As for you underselling your items, you do know that when you right click on the item and click "sell" it auto-populates the price box with the value of the highest buy order? Just like when you try to buy something it auto-populates with the value of the lowest sell. The only way to sell (or buy) for more than this is to change the default value.
Droidster
Center for Advanced Studies
Gallente Federation
#12 - 2016-02-12 01:48:54 UTC
I used to work for Merrill Lynch. For years I programmed accounting and trading systems at Fidelity. I know how markets work and how automated match making systems operate.
Amarisen Gream
The.Kin.of.Jupiter
#13 - 2016-02-12 07:42:42 UTC
Droidster wrote:
I used to work for Merrill Lynch. For years I programmed accounting and trading systems at Fidelity. I know how markets work and how automated match making systems operate.

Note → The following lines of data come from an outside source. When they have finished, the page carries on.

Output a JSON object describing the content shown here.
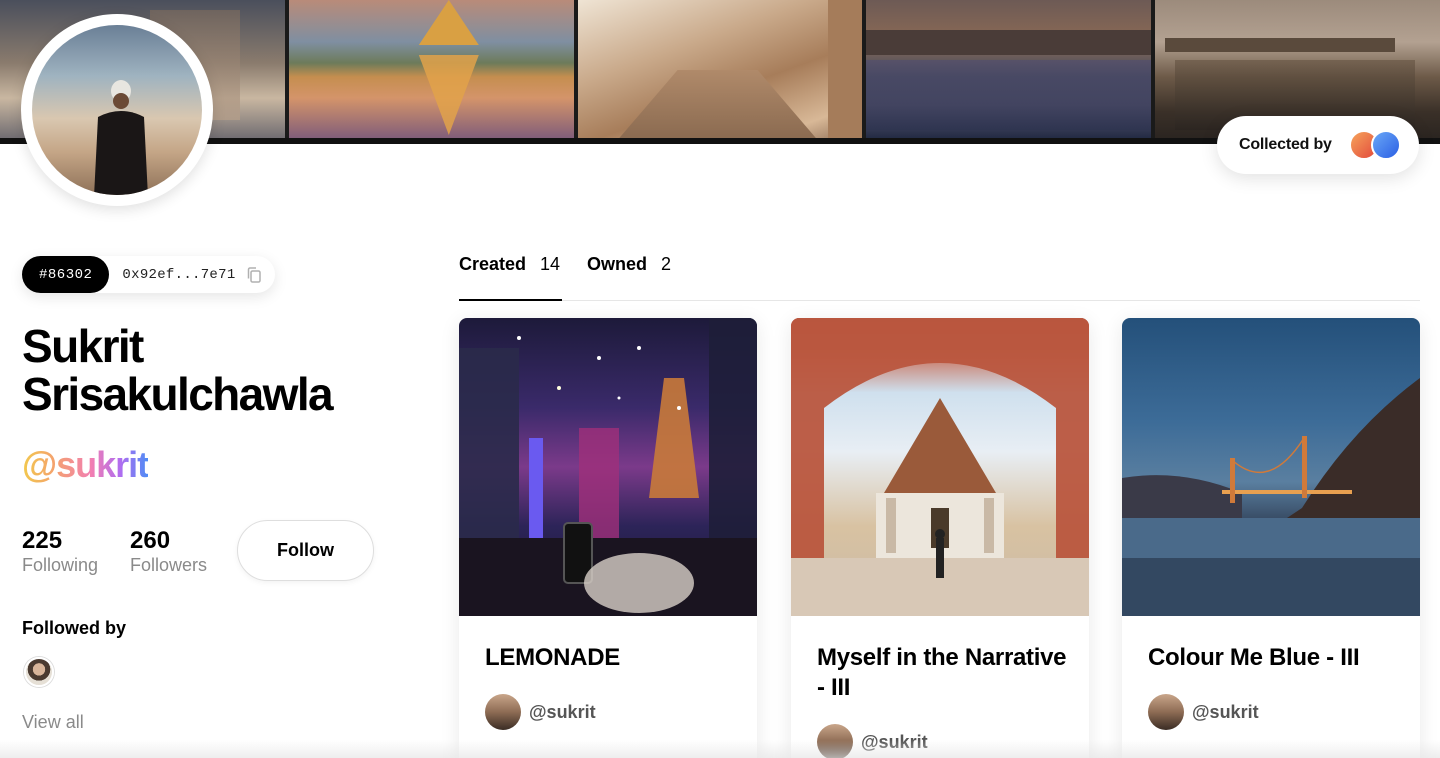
{
  "cover": {
    "tiles": [
      "tile-1",
      "tile-2",
      "tile-3",
      "tile-4",
      "tile-5"
    ]
  },
  "collected_by": {
    "label": "Collected by",
    "collector_colors": [
      "#e8663f",
      "#3b73ec"
    ]
  },
  "profile": {
    "token_id": "#86302",
    "wallet_address": "0x92ef...7e71",
    "copy_icon": "copy-icon",
    "name_line_1": "Sukrit",
    "name_line_2": "Srisakulchawla",
    "handle": "@sukrit",
    "handle_gradient": [
      "#f2c94c",
      "#f4a36d",
      "#f27fb2",
      "#b06df0",
      "#4f8cf5"
    ],
    "following_count": "225",
    "following_label": "Following",
    "followers_count": "260",
    "followers_label": "Followers",
    "follow_button": "Follow",
    "followed_by_label": "Followed by",
    "view_all": "View all"
  },
  "tabs": [
    {
      "label": "Created",
      "count": "14",
      "active": true
    },
    {
      "label": "Owned",
      "count": "2",
      "active": false
    }
  ],
  "cards": [
    {
      "title": "LEMONADE",
      "creator": "@sukrit"
    },
    {
      "title": "Myself in the Narrative - III",
      "creator": "@sukrit"
    },
    {
      "title": "Colour Me Blue - III",
      "creator": "@sukrit"
    }
  ]
}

I would say - write a better market for EVE and send the code to CCP and see what they do with it. You can use the DB/API to populate it

"The Lord loosed upon them his fierce anger All of his fury and rage. He dispatched against them a band of Avenging Angels" - The Scriptures, Book II, Apocalypse 10:1

#NPCLivesMatter #Freetheboobs

Gadget Helmsdottir
Gadget's Workshop
#14 - 2016-02-12 14:33:01 UTC
Hey!

How do ya get the Z with a slash?

--Gadget (with only slashless Z's)

Work smarter, not harder. --Scrooge McDuck, an eminent old-Earth economist

Given an hour to save New Eden, how would respected scientist, Albertus Eisenstein compose his thoughts? "Fifty-five minutes to define the problem; save the galaxy in five."